In tissues, cells reside in a highly organized three-dimensional microenvironment formed by other cells and extracellular matrix (ECM). Under normal conditions, intra-tissular communication arises through a complex network of interactions: physically, through direct cell-cell contact or through the intervening extracellular matrix, and biochemically, through soluble signaling molecules. In combination, these interactions provide the information that is necessary to maintain cellular differentiation and function. It has become increasingly evident over the last years that the extracellular environment determines important aspects of cell physiology, including in islets of Langerhans, which have a well defined cellular architecture (Fig 1).

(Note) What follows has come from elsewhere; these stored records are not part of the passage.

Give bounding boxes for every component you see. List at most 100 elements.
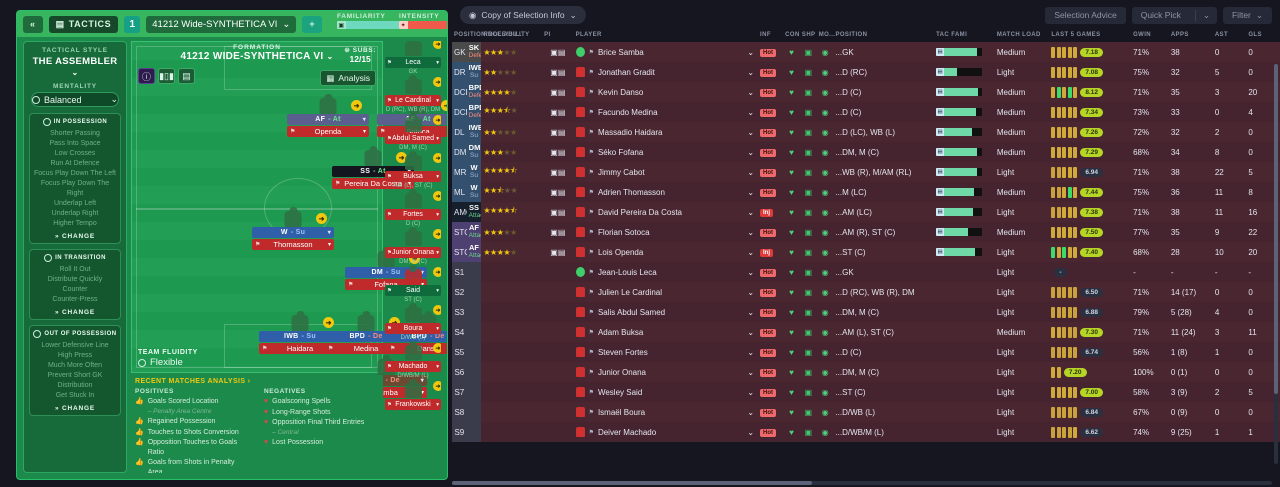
table-row[interactable]: DCLBPDDefend★★★⯪★▣▤⚑Facundo Medina⌄Hot♥▣…: [452, 102, 1280, 122]
column-header[interactable]: PLAYER: [575, 32, 602, 38]
row-position-slot[interactable]: DCR: [452, 82, 467, 102]
row-player-menu[interactable]: ⌄: [747, 427, 755, 437]
row-player-instructions[interactable]: ▣▤: [550, 127, 566, 137]
row-position-slot[interactable]: S4: [452, 322, 467, 342]
row-role-select[interactable]: SSAttack: [466, 202, 482, 222]
row-role-select[interactable]: W Su: [466, 162, 482, 182]
row-player-menu[interactable]: ⌄: [747, 187, 755, 197]
row-position-slot[interactable]: AMC: [452, 202, 467, 222]
chevron-down-icon[interactable]: ▾: [436, 401, 439, 408]
table-row[interactable]: ML W Su ★★⯪★★ ▣▤ ⚑ Adrien Thomasson ⌄ Hot ♥ ▣ ◉ ...M…: [452, 182, 1280, 202]
table-row[interactable]: STCLAFAttack★★★★★▣▤⚑Lois Openda⌄Inj♥▣◉..…: [452, 242, 1280, 262]
chevron-down-icon[interactable]: ▾: [436, 249, 439, 256]
row-player-instructions[interactable]: ▣▤: [550, 187, 566, 197]
row-role-select[interactable]: DM Su: [466, 142, 482, 162]
row-player[interactable]: ⚑ Jimmy Cabot: [574, 162, 744, 182]
table-row[interactable]: DL IWB Su ★★★★★ ▣▤ ⚑ Massadio Haidara ⌄ Hot ♥ ▣ ◉..…: [452, 122, 1280, 142]
horizontal-scrollbar[interactable]: [452, 481, 1272, 485]
substitute-name-select[interactable]: ⚑ Junior Onana ▾: [385, 247, 441, 258]
row-player[interactable]: ⚑ Massadio Haidara: [574, 122, 744, 142]
row-player-instructions[interactable]: ▣▤: [550, 147, 566, 157]
substitute-card[interactable]: ⚑ Fortes ▾ D (C) ➜: [385, 191, 441, 227]
pitch-player-card[interactable]: IWB- Su▾⚑Haidara▾: [259, 315, 341, 354]
substitute-card[interactable]: ⚑ Le Cardinal ▾ D (RC), WB (R), DM ➜: [385, 77, 441, 113]
row-player-menu[interactable]: ⌄: [747, 387, 755, 397]
row-position-slot[interactable]: DM: [452, 142, 467, 162]
substitutes-strip[interactable]: ⚑ Leca ▾ GK ➜ ⚑ Le Cardinal ▾ D (RC), WB (R), DM…: [385, 41, 441, 473]
row-position-slot[interactable]: ML: [452, 182, 467, 202]
column-header[interactable]: POSITION: [835, 32, 868, 38]
row-player-menu[interactable]: ⌄: [747, 107, 755, 117]
column-header[interactable]: [743, 30, 758, 42]
table-row[interactable]: S7 ⚑ Wesley Said ⌄ Hot ♥ ▣ ◉ ...ST (C) Light 7.00 5…: [452, 382, 1280, 402]
chevron-down-icon[interactable]: ▾: [436, 363, 439, 370]
table-row[interactable]: S6 ⚑ Junior Onana ⌄ Hot ♥ ▣ ◉ ...DM, M (C) Light 7…: [452, 362, 1280, 382]
change-button[interactable]: » CHANGE: [55, 309, 95, 316]
column-header[interactable]: MO...: [818, 32, 836, 38]
horizontal-scrollbar-thumb[interactable]: [452, 481, 812, 485]
row-player-instructions[interactable]: ▣▤: [550, 67, 566, 77]
row-role-select[interactable]: BPDDefend: [466, 82, 482, 102]
chevron-down-icon[interactable]: ▾: [436, 59, 439, 66]
row-player[interactable]: ⚑ Florian Sotoca: [574, 222, 744, 242]
row-player-instructions[interactable]: [542, 322, 573, 342]
row-player-instructions[interactable]: ▣▤: [550, 47, 566, 57]
row-player[interactable]: ⚑ Adrien Thomasson: [574, 182, 744, 202]
substitute-arrow-icon[interactable]: ➜: [433, 305, 441, 315]
chevron-down-icon[interactable]: ⌄: [1194, 9, 1217, 21]
substitute-arrow-icon[interactable]: ➜: [433, 77, 441, 87]
row-player[interactable]: ⚑ Lois Openda: [574, 242, 744, 262]
pitch-player-card[interactable]: AF - At ▾ ⚑ Openda ▾: [287, 98, 369, 137]
row-position-slot[interactable]: STCR: [452, 222, 467, 242]
row-position-slot[interactable]: GK: [452, 42, 467, 62]
analysis-button[interactable]: ▦ Analysis: [320, 70, 376, 86]
substitute-name-select[interactable]: ⚑ Boura ▾: [385, 323, 441, 334]
row-player-instructions[interactable]: ▣▤: [550, 247, 566, 257]
pitch[interactable]: FORMATION 41212 WIDE-SYNTHETICA VI ⌄ ⊜ S…: [131, 41, 447, 398]
chevron-down-icon[interactable]: ▾: [436, 135, 439, 142]
column-header[interactable]: POSITION/ROLE/DU...: [454, 32, 524, 38]
row-role-select[interactable]: BPDDefend: [466, 102, 482, 122]
row-player[interactable]: ⚑ Jean-Louis Leca: [574, 262, 744, 282]
row-player[interactable]: ⚑ Wesley Said: [574, 382, 744, 402]
table-row[interactable]: MR W Su ★★★★⯪ ▣▤ ⚑ Jimmy Cabot ⌄ Hot ♥ ▣ ◉ ...WB (R)…: [452, 162, 1280, 182]
vertical-scrollbar[interactable]: [1274, 64, 1278, 464]
row-player[interactable]: ⚑ Brice Samba: [574, 42, 744, 62]
substitute-card[interactable]: ⚑ Abdul Samed ▾ DM, M (C) ➜: [385, 115, 441, 151]
row-position-slot[interactable]: DCL: [452, 102, 467, 122]
change-button[interactable]: » CHANGE: [55, 405, 95, 412]
row-role-select[interactable]: [466, 402, 482, 422]
table-row[interactable]: S2 ⚑ Julien Le Cardinal ⌄ Hot ♥ ▣ ◉ ...D (RC), W…: [452, 282, 1280, 302]
row-player-menu[interactable]: ⌄: [747, 247, 755, 257]
substitute-name-select[interactable]: ⚑ Le Cardinal ▾: [385, 95, 441, 106]
chevron-down-icon[interactable]: ▾: [420, 378, 424, 384]
player-role-select[interactable]: DM - Su ▾: [345, 267, 427, 278]
filter-button[interactable]: Filter ⌄: [1222, 6, 1272, 24]
row-position-slot[interactable]: DR: [452, 62, 467, 82]
row-position-slot[interactable]: S5: [452, 342, 467, 362]
substitute-name-select[interactable]: ⚑ Frankowski ▾: [385, 399, 441, 410]
row-player-instructions[interactable]: [542, 382, 573, 402]
substitute-arrow-icon[interactable]: ➜: [433, 191, 441, 201]
table-row[interactable]: STCRAFAttack★★★★★▣▤⚑Florian Sotoca⌄Hot♥▣…: [452, 222, 1280, 242]
row-player-menu[interactable]: ⌄: [747, 167, 755, 177]
column-header[interactable]: INF: [760, 32, 771, 38]
vertical-scrollbar-thumb[interactable]: [1274, 64, 1278, 394]
row-role-select[interactable]: [466, 382, 482, 402]
row-player-instructions[interactable]: ▣▤: [550, 227, 566, 237]
pitch-player-card[interactable]: BPD- De▾⚑Medina▾: [325, 315, 407, 354]
chevron-down-icon[interactable]: ▾: [407, 181, 411, 187]
column-header[interactable]: GLS: [1248, 32, 1262, 38]
row-player-instructions[interactable]: [542, 362, 573, 382]
table-row[interactable]: S9 ⚑ Deiver Machado ⌄ Hot ♥ ▣ ◉ ...D/WB/M (L) Lig…: [452, 422, 1280, 442]
column-header[interactable]: APPS: [1170, 32, 1189, 38]
player-name-select[interactable]: ⚑ Pereira Da Costa ▾: [332, 178, 414, 189]
chevron-down-icon[interactable]: ▾: [436, 325, 439, 332]
intensity-knob[interactable]: ✦: [399, 21, 408, 29]
row-player-instructions[interactable]: [542, 342, 573, 362]
substitute-arrow-icon[interactable]: ➜: [433, 229, 441, 239]
column-header[interactable]: CON: [785, 32, 800, 38]
recent-matches-analysis[interactable]: RECENT MATCHES ANALYSIS › POSITIVES 👍 Goa…: [131, 375, 383, 473]
row-position-slot[interactable]: STCL: [452, 242, 467, 262]
row-position-slot[interactable]: S7: [452, 382, 467, 402]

In the context of pancreatic β-cells, numerous studies have shown that a suitable environment is essential for proper insulin secretion (121-126). It has been shown already that when β-cells are attached on an appropriate ECM they are protected against apoptosis and respond better to secretagogues than cells attached on plastic (127; 128). Regarding cell-cell interactions, it is known that E-cadherin, which is one of the most important adhesion molecules on pancreatic β- cells (129; 130), plays a major role in insulin secretion (131). It is also well recognized that Connexin 36 (Cx36), the protein that forms gap junctions in β-cells, is required for appropriate insulin secretion (132). Those physical interactions thus deserve to be further described. Finally, indirect communication (through signaling molecules) has also been shown to strongly impact on β-cells functions in many physiological and pathological situations (35-37; 133).